Ugh. Really weak. Problem E actually still has "expected possibilities" to solve it, but I given up.
E. Travelling Salesman Problem
Not solve this problem by myself. Looked the solution above.
Interactive problem is interesting. It's a game problem but more like a construction problem. Not very hard. But my solution is a little hard to implementation. Not sure if there is other solutions.
C. Balance the Bits
Classic bracket pairing problem. Calculate prefix sum from left to right. So if found '(' then +1, otherwise -1. Of course in the whole process, the total sum should be zero and non of prefix less than 0.

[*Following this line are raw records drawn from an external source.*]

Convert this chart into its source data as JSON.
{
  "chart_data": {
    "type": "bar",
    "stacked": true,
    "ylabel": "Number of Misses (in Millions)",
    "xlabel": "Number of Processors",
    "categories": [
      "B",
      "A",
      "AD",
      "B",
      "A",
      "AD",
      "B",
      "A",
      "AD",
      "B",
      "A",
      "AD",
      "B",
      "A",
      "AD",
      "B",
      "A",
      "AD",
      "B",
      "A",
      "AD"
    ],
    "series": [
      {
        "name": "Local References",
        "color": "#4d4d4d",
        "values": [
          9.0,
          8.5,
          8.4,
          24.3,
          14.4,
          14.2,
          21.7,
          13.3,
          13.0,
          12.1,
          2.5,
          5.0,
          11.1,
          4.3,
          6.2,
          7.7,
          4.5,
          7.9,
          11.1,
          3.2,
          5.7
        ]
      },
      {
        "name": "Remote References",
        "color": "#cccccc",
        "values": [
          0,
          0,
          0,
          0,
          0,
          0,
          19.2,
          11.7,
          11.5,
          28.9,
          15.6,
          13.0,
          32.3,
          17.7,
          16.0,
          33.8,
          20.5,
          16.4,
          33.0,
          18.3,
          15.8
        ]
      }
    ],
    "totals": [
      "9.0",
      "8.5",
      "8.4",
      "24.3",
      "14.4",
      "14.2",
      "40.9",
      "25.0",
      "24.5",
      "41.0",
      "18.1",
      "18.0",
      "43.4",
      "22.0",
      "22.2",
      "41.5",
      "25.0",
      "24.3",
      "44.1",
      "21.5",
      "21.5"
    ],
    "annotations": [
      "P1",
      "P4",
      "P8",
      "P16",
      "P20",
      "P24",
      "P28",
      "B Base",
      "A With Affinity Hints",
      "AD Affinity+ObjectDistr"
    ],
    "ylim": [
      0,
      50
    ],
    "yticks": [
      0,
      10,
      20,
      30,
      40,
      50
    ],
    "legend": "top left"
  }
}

Now think about $s_i=0$. That means in $a$ and $b$, one of them +1 another one -1. We just +1 for the one which prefix sum is less than another.
Then think about $s_i=1$. This one will affect the prefix sum for both $a$ and $b$. Because $s_i=0$ will need -1. Also because two 0 in $s$ will not impact the prefix sum. So for more safety, first half of $1$, we always chose '('. And other half always ')'.
Get WA once because of a small mistake. I forgot check if anything left after scanned $s$.
B. Flip the Bits
Do the operation from back to the front. Just a implementation problem.
A. Déjà Vu
Implementation. Try insert to the start and end position. If both of them are palindrome, then return no. Otherwise, print the one which is not palindrome.